At 273 K, the density of a certain gaseous oxide at 2 atmosphere is same as that of dioxygen at 5 atmosphere. The molecular mass of the oxide `("in g mol"^(-1))` is

To find the molecular mass of the gaseous oxide, we can start by using the relationship between density, pressure, and molecular mass.
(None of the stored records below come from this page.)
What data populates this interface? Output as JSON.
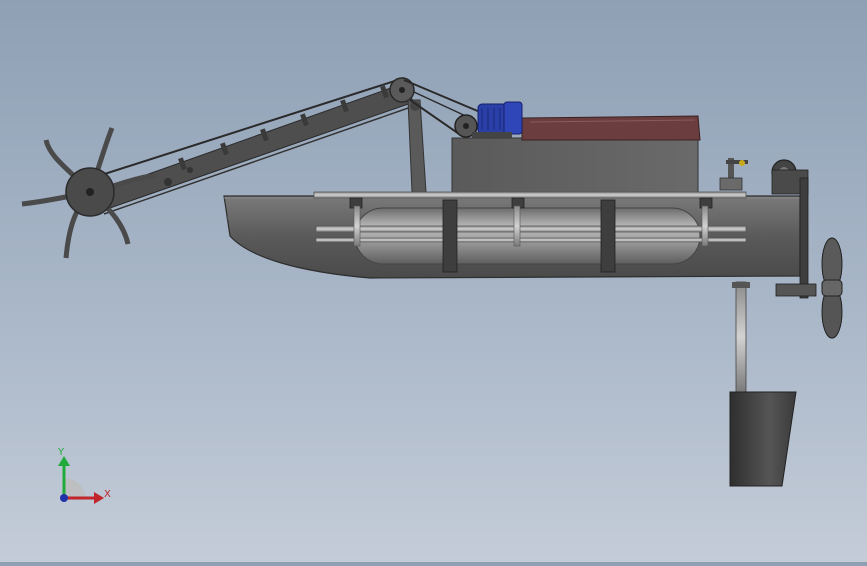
{
  "viewport": {
    "background_top": "#8fa0b5",
    "background_bottom": "#c4ccd8"
  },
  "axis_triad": {
    "y_label": "Y",
    "x_label": "X",
    "y_color": "#1faa3a",
    "x_color": "#c0262b",
    "z_color": "#2233aa"
  },
  "colors": {
    "hull": "#5a5a5a",
    "hull_light": "#8a8a8a",
    "deck_box": "#5f5f5f",
    "panel_top": "#6b3d3f",
    "motor": "#2a3fa8",
    "cutter": "#4a4a4a",
    "rudder": "#3f3f3f"
  },
  "icons": [
    "axis-triad-icon"
  ]
}
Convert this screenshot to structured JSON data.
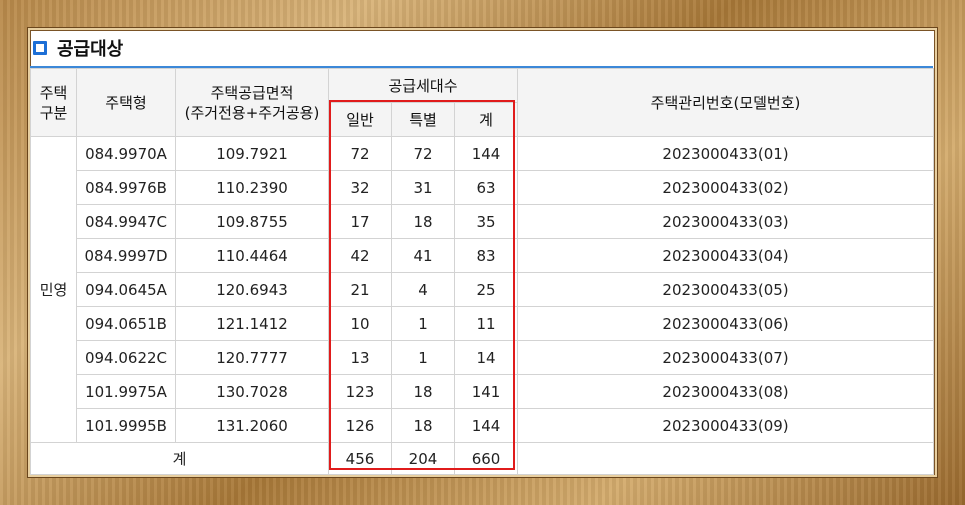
{
  "heading": {
    "icon": "checkbox-square-icon",
    "title": "공급대상"
  },
  "table": {
    "header": {
      "col_gubun": "주택\n구분",
      "col_type": "주택형",
      "col_area_line1": "주택공급면적",
      "col_area_line2": "(주거전용+주거공용)",
      "col_units": "공급세대수",
      "col_units_general": "일반",
      "col_units_special": "특별",
      "col_units_total": "계",
      "col_mgmt_no": "주택관리번호(모델번호)"
    },
    "group_label": "민영",
    "rows": [
      {
        "type": "084.9970A",
        "area": "109.7921",
        "general": "72",
        "special": "72",
        "total": "144",
        "mgmt": "2023000433(01)"
      },
      {
        "type": "084.9976B",
        "area": "110.2390",
        "general": "32",
        "special": "31",
        "total": "63",
        "mgmt": "2023000433(02)"
      },
      {
        "type": "084.9947C",
        "area": "109.8755",
        "general": "17",
        "special": "18",
        "total": "35",
        "mgmt": "2023000433(03)"
      },
      {
        "type": "084.9997D",
        "area": "110.4464",
        "general": "42",
        "special": "41",
        "total": "83",
        "mgmt": "2023000433(04)"
      },
      {
        "type": "094.0645A",
        "area": "120.6943",
        "general": "21",
        "special": "4",
        "total": "25",
        "mgmt": "2023000433(05)"
      },
      {
        "type": "094.0651B",
        "area": "121.1412",
        "general": "10",
        "special": "1",
        "total": "11",
        "mgmt": "2023000433(06)"
      },
      {
        "type": "094.0622C",
        "area": "120.7777",
        "general": "13",
        "special": "1",
        "total": "14",
        "mgmt": "2023000433(07)"
      },
      {
        "type": "101.9975A",
        "area": "130.7028",
        "general": "123",
        "special": "18",
        "total": "141",
        "mgmt": "2023000433(08)"
      },
      {
        "type": "101.9995B",
        "area": "131.2060",
        "general": "126",
        "special": "18",
        "total": "144",
        "mgmt": "2023000433(09)"
      }
    ],
    "totals": {
      "label": "계",
      "general": "456",
      "special": "204",
      "total": "660"
    }
  },
  "colors": {
    "accent": "#1d6fd6",
    "rule": "#3c88d8",
    "highlight": "#e01b1b",
    "frame": "#b8894a"
  }
}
The formula for density (d) is given by: \[ d = \frac{PM}{RT} \] where: - \( P \) = pressure, - \( M \) = molar mass, - \( R \) = universal gas constant (0.0821 L·atm/(K·mol)), - \( T \) = temperature in Kelvin. ### Step-by-step Solution: 1. **Identify the conditions for the gaseous oxide and dioxygen:** - For the gaseous oxide: - Pressure \( P_1 = 2 \) atm - Temperature \( T = 273 \) K - For dioxygen (O₂): - Pressure \( P_2 = 5 \) atm - Temperature \( T = 273 \) K 2. **Set up the density equations for both gases:** - Density of the oxide: \[ d_{oxide} = \frac{P_1 M_{oxide}}{RT} \] - Density of dioxygen: \[ d_{O_2} = \frac{P_2 M_{O_2}}{RT} \] 3. **Since the densities are equal, set the two equations equal to each other:** \[ \frac{P_1 M_{oxide}}{RT} = \frac{P_2 M_{O_2}}{RT} \] 4. **Cancel out \( R \) and \( T \) from both sides:** \[ P_1 M_{oxide} = P_2 M_{O_2} \] 5. **Substitute the known values:** - The molar mass of dioxygen \( M_{O_2} = 32 \) g/mol (since O has a molar mass of 16 g/mol and O₂ has two oxygen atoms). \[ 2 \, \text{atm} \cdot M_{oxide} = 5 \, \text{atm} \cdot 32 \, \text{g/mol} \] 6. **Solve for \( M_{oxide} \):** \[ M_{oxide} = \frac{5 \cdot 32}{2} \] \[ M_{oxide} = \frac{160}{2} \] \[ M_{oxide} = 80 \, \text{g/mol} \] ### Final Answer: The molecular mass of the oxide is **80 g/mol**.